The largest-ever instance of a coal ash spill occurred in 2008 at the Tennessee Valley Authorities’ Kingston dam, which leaked over 1 billion gallons of wet coal ash over a 300-acre area, including homes and properties. The occurrences of such incidents are the byproduct of deregulation and of companies’ attempts to avert paying higher costs for proper disposal of dangerous substances (see: “Worst coal ash spill in US history ruins huge area in Tennessee”).

Duke Energy is a major donor to both the Democratic and Republican parties, having most notably been a sponsor of the 2012 Democratic National Convention. It is a former member of the pro-business lobbying group American Legislative Exchange Council, which specializes in lobbying for lax standards on corporate practices, including environmental safety and protections benefiting the work force (see “US study details destruction of labor rights in wake of the 2008 financial crisis”).

In 2011, the nonpartisan policy group Public Campaign released a report that named Duke Energy along with more than 260 other major corporate entities that from 2008 to 2010 had paid more for lobbying efforts to deregulate their respective industries than they paid in corporate income taxes.

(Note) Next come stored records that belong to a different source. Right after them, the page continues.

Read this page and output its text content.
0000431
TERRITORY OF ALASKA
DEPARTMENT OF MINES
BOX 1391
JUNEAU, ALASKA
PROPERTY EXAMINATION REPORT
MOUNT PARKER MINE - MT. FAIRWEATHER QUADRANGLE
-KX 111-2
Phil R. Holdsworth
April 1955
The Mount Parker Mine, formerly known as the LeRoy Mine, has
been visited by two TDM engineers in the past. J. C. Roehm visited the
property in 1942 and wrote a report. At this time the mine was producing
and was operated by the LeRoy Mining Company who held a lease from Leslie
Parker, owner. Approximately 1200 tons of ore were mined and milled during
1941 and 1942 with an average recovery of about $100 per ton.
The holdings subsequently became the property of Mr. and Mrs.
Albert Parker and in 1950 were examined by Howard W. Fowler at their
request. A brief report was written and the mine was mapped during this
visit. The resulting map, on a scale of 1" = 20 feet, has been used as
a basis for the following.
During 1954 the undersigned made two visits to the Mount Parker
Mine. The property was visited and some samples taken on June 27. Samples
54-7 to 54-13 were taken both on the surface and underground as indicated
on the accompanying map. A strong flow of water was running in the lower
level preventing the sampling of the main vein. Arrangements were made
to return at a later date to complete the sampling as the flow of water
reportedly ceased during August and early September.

The report found that entities like Duke Energy, including Boeing, Wells Fargo, and Verizon Communications, had paid roughly half the 6.2 percent statute income taxes on corporations, with some paying nearly nothing.

The EPA, the main federal agency charged with handling hazardous substances, has stalled on providing any sort of oversight of coal ash. A 2010 proposal that would have classified the material as “solid waste,” making it eligible for stiffer regulations, would notably leave the storage and disposal of coal ash in the hands of states and would not apply to inactive sites such as the Dan River facility. A separate proposal of the EPA, which would have given it direct control over the disposal of the substance, has been heavily opposed by the coal industry. Both proposals have been stalled for several years.

The Obama administration has remained supportive of the coal industry, preferring not to comment upon the proliferation of hazardous waste pools across the US. Instead, the president has overseen budget cuts to the EPA of several hundred million dollars in the most recent period. The 2014 budget of the EPA expects to see the agency limiting its number of compliance and civil enforcement inspections by 20 percent in comparison to 2012 levels.

In 2011, Barack Obama ordered a review of environmental regulations affecting big businesses, producing a package of nearly $10 billion in proposed cuts to business operating costs. The cuts included numerous concessions to corporate demands for the deregulation of significant portions of the economy.